Concrètement, au temps de l’argentique, le moment du jour devait être bien choisi selon l’atmosphère et l’angle voulu. Des filtres s’avéraient nécessaires afin d’égaliser l’exposition entre le ciel et la terre et de se débarrasser des reflets inutiles. Le rendu, la balance des blancs et la sensibilité, dépendaient du choix de pellicule, le film devait être choisi en fonction du résultat désiré. La diapositive laissait moins de place à l’interprétation du laboratoire et était plus proche de la capture originale, c’était donc le choix logique.

canal_lachine_turning_bridge_sun_flare_nikkor_DSC1776Aujourd’hui, c’est le cadre urbain qui alimente mes préoccupations. Mon but est toujours de valoriser le paysage et la ville qui survit et se transforme sous toute ses lumières. Le numérique offre beaucoup plus de souplesse et laisse le développement dans les mains du photographe s’il le désire, un net progrès dans le contrôle du produit fini. Cependant, j’ai continué de pratiquer avec les filtres neutres et polarisants. Je préfère obtenir une capture plus près du résultat voulu dans la caméra, ce qui me permet de passer moins de temps à l’ordinateur à manipuler les fichiers afin d’arriver à l’image de mes rêves. De plus, les filtres permettent d’obtenir des effets difficilement réalisables avec les logiciels. Comme la pellicule est maintenant remplacée par un capteur, la meilleure option pour obtenir un négatif contenant le plus d’informations possible est le format RAW. C’est celui que j’utilise et qui évite que le fabriquant de boîtier interprète mon image à ma place contrairement au JPEG. Quant à l’interprétation, je tente la plupart du temps de rester près de l’expérience naturelle mais selon le sujet, je n’hésite pas non plus à ajouter mon grain de sel.
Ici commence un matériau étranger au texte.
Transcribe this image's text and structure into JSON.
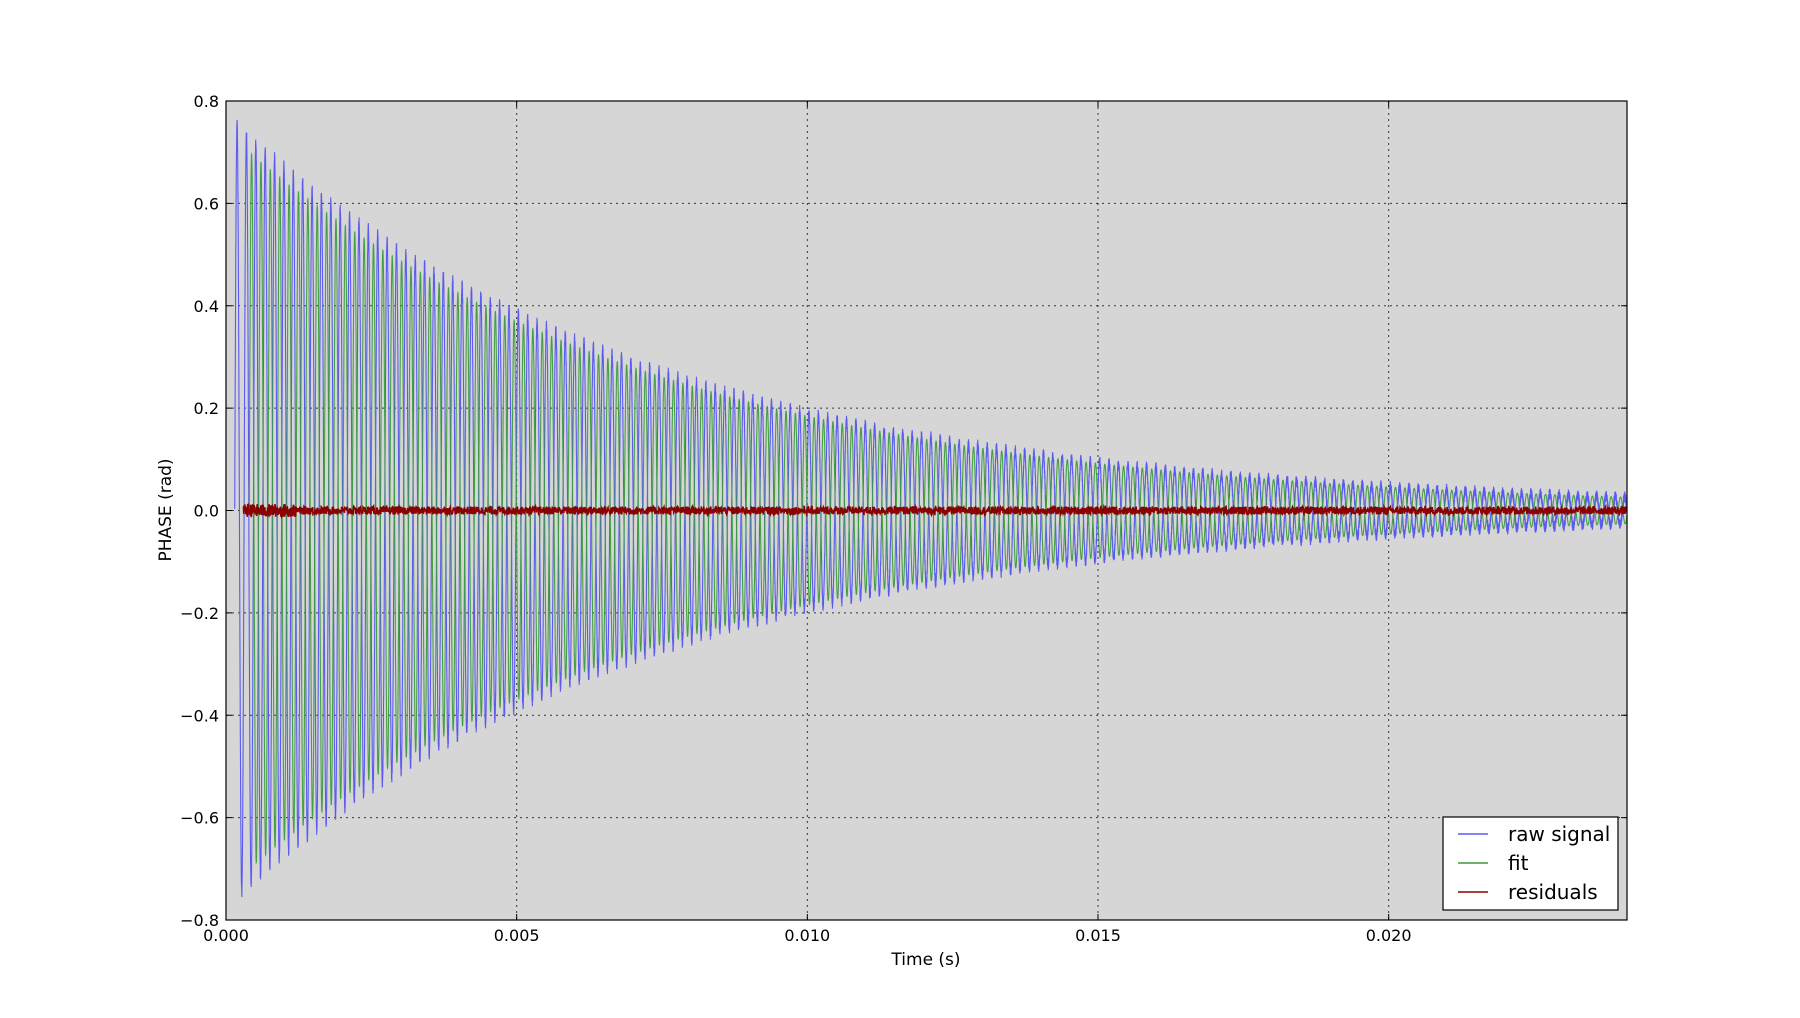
{
  "chart_data": {
    "type": "line",
    "title": "",
    "xlabel": "Time (s)",
    "ylabel": "PHASE (rad)",
    "xlim": [
      0.0,
      0.0241
    ],
    "ylim": [
      -0.8,
      0.8
    ],
    "x_ticks": [
      0.0,
      0.005,
      0.01,
      0.015,
      0.02
    ],
    "x_tick_labels": [
      "0.000",
      "0.005",
      "0.010",
      "0.015",
      "0.020"
    ],
    "y_ticks": [
      -0.8,
      -0.6,
      -0.4,
      -0.2,
      0.0,
      0.2,
      0.4,
      0.6,
      0.8
    ],
    "y_tick_labels": [
      "−0.8",
      "−0.6",
      "−0.4",
      "−0.2",
      "0.0",
      "0.2",
      "0.4",
      "0.6",
      "0.8"
    ],
    "grid": true,
    "legend_position": "bottom-right",
    "colors": {
      "plot_background": "#d6d6d6",
      "raw_signal": "#5b5bf0",
      "fit": "#3a9a3a",
      "residuals": "#8b0000"
    },
    "series": [
      {
        "name": "raw signal",
        "color": "#5b5bf0",
        "envelope": {
          "amplitude": 0.76,
          "decay_time_constant": 0.0072,
          "start_time": 0.00015
        },
        "oscillation_frequency_hz": 6200,
        "x": [
          0.00015,
          0.0002,
          0.0003,
          0.0004,
          0.0005,
          0.005,
          0.01,
          0.015,
          0.02,
          0.0241
        ],
        "peak_values": [
          0.76,
          -0.74,
          0.72,
          -0.72,
          0.71,
          0.32,
          0.12,
          0.045,
          0.015,
          0.01
        ]
      },
      {
        "name": "fit",
        "color": "#3a9a3a",
        "envelope": {
          "amplitude": 0.7,
          "decay_time_constant": 0.0072,
          "start_time": 0.0004
        },
        "oscillation_frequency_hz": 6200,
        "x": [
          0.0004,
          0.005,
          0.01,
          0.015,
          0.02,
          0.0241
        ],
        "peak_values": [
          0.7,
          0.31,
          0.13,
          0.04,
          0.012,
          0.004
        ]
      },
      {
        "name": "residuals",
        "color": "#8b0000",
        "x": [
          0.0003,
          0.005,
          0.01,
          0.015,
          0.02,
          0.0241
        ],
        "values": [
          0.0,
          0.0,
          0.0,
          0.0,
          0.0,
          0.0
        ],
        "noise_amplitude": 0.008
      }
    ]
  }
}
Pour passer au numérique, j’ai attendu l’avènement du capteur équivalent au 24 x 35 mm ce qui permet de réutiliser les objectifs du temps de l’argentique et de me procurer des usagers de qualité professionnelle à bas prix, ceux-ci ayant été un moment supplantés par le format DX. J’utilise de moins en moins les zooms et assez souvent les objectifs fixes, affaire de goût, de coût et de qualité d’image. L’objectif fixe coûte moins cher et sa qualité optique le zoom. Lorsque l’hiver arrive, ce dernier fait quelquefois mieux l’affaire, changer une lentille fixe avec des gants, ou à mains nues dans le froid, est possible mais le confort d’avoir un choix de focales sans avoir à retirer le porte-filtre et l’objectif, l’emporte. Un défi intéressant consiste à n’emporter qu’un objectif et à voir en fonction de la focale qu’on a uniquement. Comme le bord des cours d’eau est très attirant, ne pas avoir le choix est frustrant puisqu’on ne peut pas toujours se rapprocher ou s’éloigner physiquement du sujet. Laisser tomber une composition unique par sa lumière spéciale qui ne reviendra pas de sitôt crève parfois le cœur si on a pas la focale idéale avec soi. Le choix dépend du compromis qu’on est prêt à faire cette journée là.

Dernier truc de fabrication (pas vraiment un secret, comme le reste…): les longues poses et la sensibilité la plus basse possible. Pour cinq raisons: la sensibilité ISO basse évite de créer du bruit numérique, les reflets dans l’eau deviennent beaucoup plus lisses lors d’un long temps de pose s’il y a des vagues, les nuages courent et le résultat s’avère plus doux, les phares d’automobile et bateau révèlent la dynamique de leur présence en traces lumineuses et pour rendre véhicules et personnes floues ou invisibles lorsque la composition ou un effet le demande. Un trépied solide contribue à l’assise de presque toutes mes compositions.

Voilà le billet faisant exception à la règle en vous livrant mes secrets de fabrication et mon approche. Tout ces « trucs » se trouvent répétés en abondance sur d’innombrables blogues et articles, mais il y a toujours un intérêt à connaître la méthode spécifique derrière les images d’un photographe, ne serait-ce que pour constater comment la démarche est appuyée par la technique. Les prochains articles seront plus axés sur « le petit chemin » qui mène à l’image, ce qui me motive et ce que je tente de communiquer.